Eskom has been struggling with demand long before we switched our fans on

At the weekend, Karabo Rakgolela, general manager of Lethabo Power Station dared to suggest that increased use of fans and airconditioning units by “affluent” South Africans had spiked demand by around 1 500MW leading to Stage 6 loadshedding.

November was marked by higher-than-normal temperatures throughout South Africa as heatwave after heatwave battered citizens leading many, ourselves included, to dust off our fans and get them circulating air.

But then, Stage 6 loadshedding made an unwelcome return.

“We had a stable grid for most of September and October, and two weeks ago, suddenly, the problems started when we started seeing the partial load losses begin to climb,” Rakgolela told The Sunday Times (paywall).

“The Sunday just before Black Friday, we had some units down, and we had started recovering them when we were hit by the incredible heatwave, and suddenly usage spiked by about 1 500MW. In a heatwave such as this recent one, you can see the usage go up as the entire affluent South Africa switches on their airconditioning and fans, and that usage stays up as long as it stays warm,” the GM added.

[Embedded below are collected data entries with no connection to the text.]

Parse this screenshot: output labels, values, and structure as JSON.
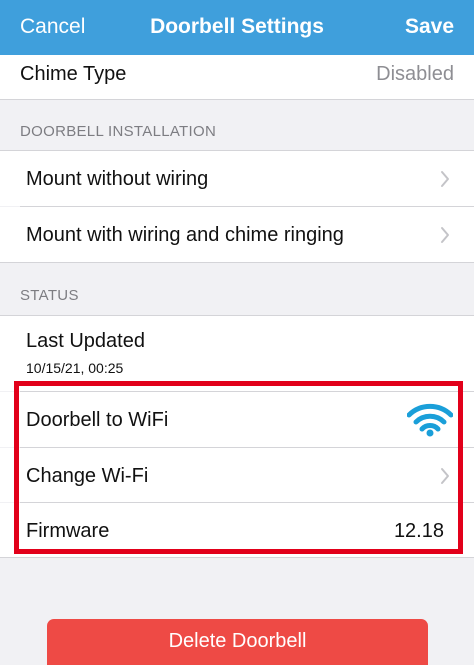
{
  "navbar": {
    "cancel_label": "Cancel",
    "title": "Doorbell Settings",
    "save_label": "Save"
  },
  "chime": {
    "label": "Chime Type",
    "value": "Disabled"
  },
  "installation": {
    "header": "DOORBELL INSTALLATION",
    "items": [
      {
        "label": "Mount without wiring",
        "icon": "chevron-right-icon"
      },
      {
        "label": "Mount with wiring and chime ringing",
        "icon": "chevron-right-icon"
      }
    ]
  },
  "status": {
    "header": "STATUS",
    "last_updated_label": "Last Updated",
    "last_updated_value": "10/15/21, 00:25",
    "wifi_label": "Doorbell to WiFi",
    "wifi_icon": "wifi-signal-icon",
    "wifi_signal_level": 1.0,
    "change_wifi_label": "Change Wi-Fi",
    "firmware_label": "Firmware",
    "firmware_value": "12.18"
  },
  "actions": {
    "delete_label": "Delete Doorbell"
  },
  "colors": {
    "accent": "#3f9fdc",
    "wifi": "#1a9fd9",
    "highlight": "#e2001a",
    "delete": "#ee4a45"
  }
}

While Eskom made gains in October – Eskom outpaced demand on several days that month – we wonder whether Rakgolela remembers that Stage 6 was happening back in September.

Back to the more recent past however and that statement about fans and aircons being switched on leading to increased demand.

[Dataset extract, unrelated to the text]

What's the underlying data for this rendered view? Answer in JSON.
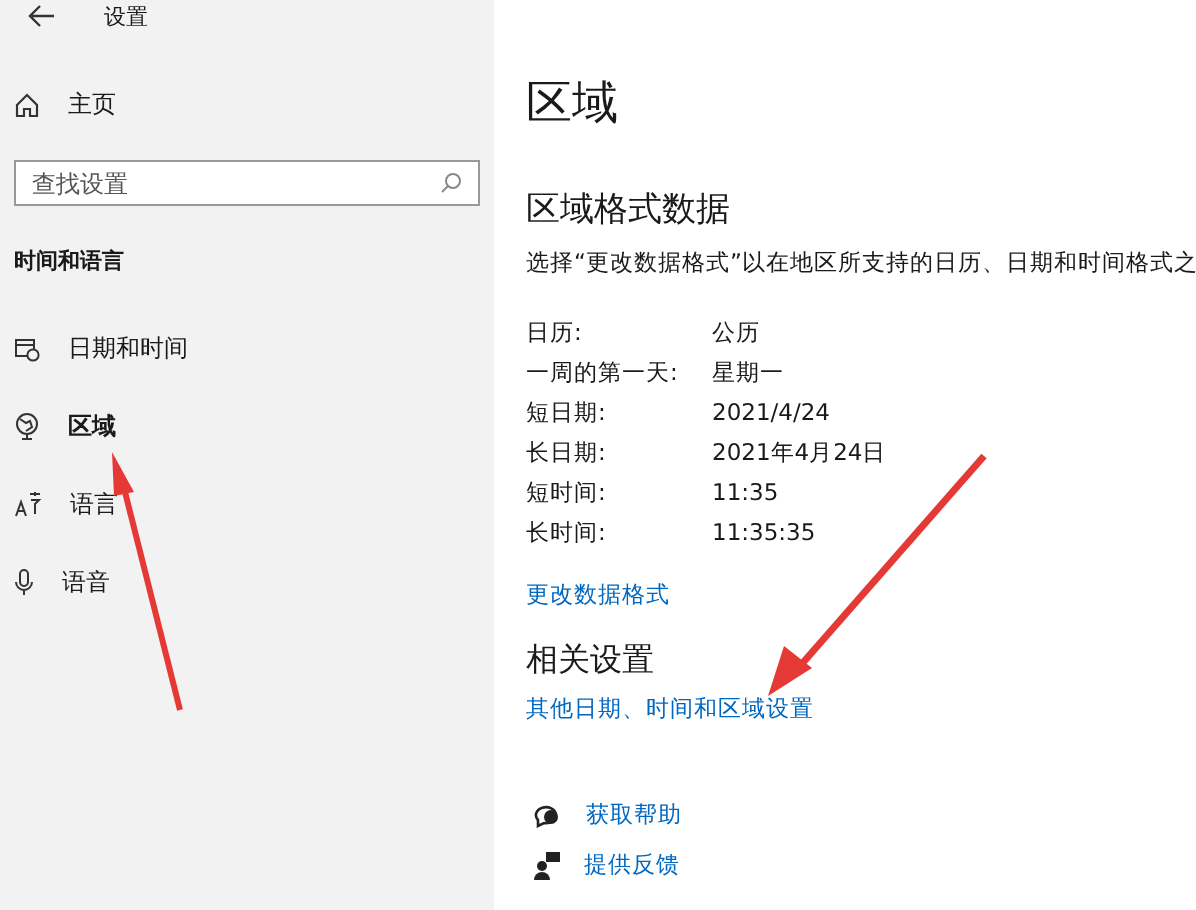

That is true, as you can see in the chart below, the black line indicates demand and it has been above the red line indicating availability since the end of October. There have been days where demand and availability are closely matched but the trend is that demand outpaces energy availability.

However, on the graph, you will also temperatures for Durban, Cape Town, Johannesburg, Polokwane and Bloemfontein and you will see that in early November, when temperatures were shooting up in most of the cities, demand and availability were matched. However, we never see the demand for energy running away and getting out of hand, which suggests that while there may be an increase in demand, it’s not stretching into 40 000MW of demand. If Eskom can’t cater for a 1 500MW spike, that problem isn’t on citizens, it’s on Eskom.

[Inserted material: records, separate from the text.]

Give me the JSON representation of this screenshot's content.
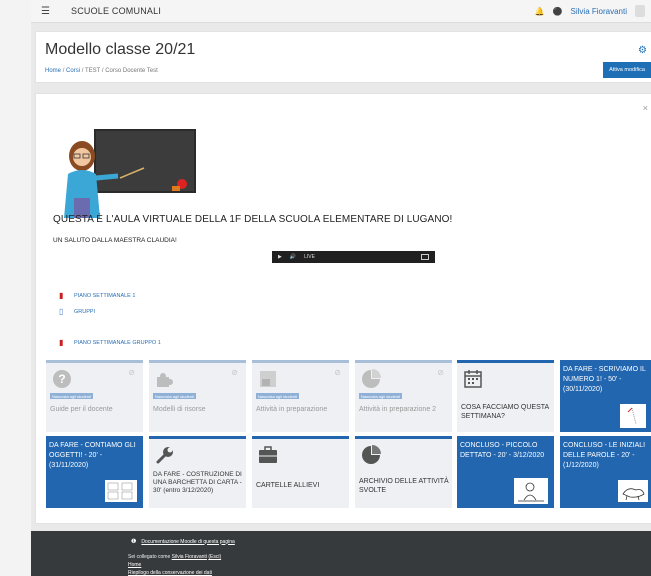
{
  "navbar": {
    "site_name": "SCUOLE COMUNALI",
    "user_name": "Silvia Fioravanti"
  },
  "header": {
    "title": "Modello classe 20/21",
    "breadcrumb": [
      "Home",
      "Corsi",
      "TEST",
      "Corso Docente Test"
    ],
    "edit_button": "Attiva modifica"
  },
  "main": {
    "welcome": "QUESTA È L'AULA VIRTUALE DELLA 1F DELLA SCUOLA ELEMENTARE DI LUGANO!",
    "greeting": "UN SALUTO DALLA MAESTRA CLAUDIA!",
    "player_live": "LIVE",
    "resources": [
      {
        "label": "PIANO SETTIMANALE 1",
        "icon": "pdf-icon"
      },
      {
        "label": "GRUPPI",
        "icon": "folder-icon"
      },
      {
        "label": "PIANO SETTIMANALE GRUPPO 1",
        "icon": "pdf-icon"
      }
    ],
    "tiles_row1": [
      {
        "label": "Guide per il docente",
        "badge": "Nascosta agli studenti",
        "icon": "question-icon"
      },
      {
        "label": "Modelli di risorse",
        "badge": "Nascosta agli studenti",
        "icon": "puzzle-icon"
      },
      {
        "label": "Attività in preparazione",
        "badge": "Nascosta agli studenti",
        "icon": "puzzle-piece-icon"
      },
      {
        "label": "Attività in preparazione 2",
        "badge": "Nascosta agli studenti",
        "icon": "pie-chart-icon"
      },
      {
        "label": "COSA FACCIAMO QUESTA SETTIMANA?",
        "icon": "calendar-icon"
      },
      {
        "label": "DA FARE - SCRIVIAMO IL NUMERO 1! - 50' - (30/11/2020)"
      }
    ],
    "tiles_row2": [
      {
        "label": "DA FARE - CONTIAMO GLI OGGETTI! - 20' - (31/11/2020)"
      },
      {
        "label": "DA FARE - COSTRUZIONE DI UNA BARCHETTA DI CARTA - 30' (entro 3/12/2020)",
        "icon": "wrench-icon"
      },
      {
        "label": "CARTELLE ALLIEVI",
        "icon": "briefcase-icon"
      },
      {
        "label": "ARCHIVIO DELLE ATTIVITÀ SVOLTE",
        "icon": "pie-chart-icon"
      },
      {
        "label": "CONCLUSO - PICCOLO DETTATO - 20' - 3/12/2020"
      },
      {
        "label": "CONCLUSO - LE INIZIALI DELLE PAROLE - 20' - (1/12/2020)"
      }
    ]
  },
  "footer": {
    "doc_link": "Documentazione Moodle di questa pagina",
    "logged_prefix": "Sei collegato come",
    "logged_user": "Silvia Fioravanti",
    "logout": "(Esci)",
    "home": "Home",
    "retention": "Riepilogo della conservazione dei dati"
  },
  "colors": {
    "accent": "#2266b0",
    "footer_bg": "#373a3c",
    "pdf": "#cc1f1f"
  }
}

Eskom’s energy availability stays the same while South Africa’s need for electricity increases, yet demand in November was far lower than it was in September even though November was hotter. On 12th September demand peaked at 33 423MW while availability sat at 26 709MW. In comparison on Black Friday when Stage 6 returned, demand sat at 29 759MW while availability was at 27 046MW.

To put this into perspective, on 12th September there was a shortfall of 6 714MW while on 24th November the shortfall sat at 2 713MW.

With this in mind, the only conclusion we can draw is that Eskom is terrible at both predicting energy demand as well as catering to that demand. Energy use by South Africans is going to fluctuate depending on a range of things and it’s up to utilities to predict and make resources available to cater to that demand.

Surges in demand aren’t unique to South Africa. Over in England, TV pickups are a phenomenon where TV viewers collectively get up to switch on the kettle or other appliances leading to a massive surge in demand. While this is less of a problem in an era of streaming, we use it to highlight just how inept Eskom has become at the basics.

Of course, energy use will go up when it’s hotter and folks switch on fans to cool themselves. We’re sure there are primary school learners who could tell us that, but Eskom is quite clearly incapable of matching demand. It doesn’t matter if citizens lower their energy use (though for the benefit of your wallet you should) because no matter what amount we need, Eskom is going to struggle to provide it.

At this stage, we’re sure Eskom officials are just gaslighting South Africans into believing we caused this problem. At least the utility is lighting something we suppose.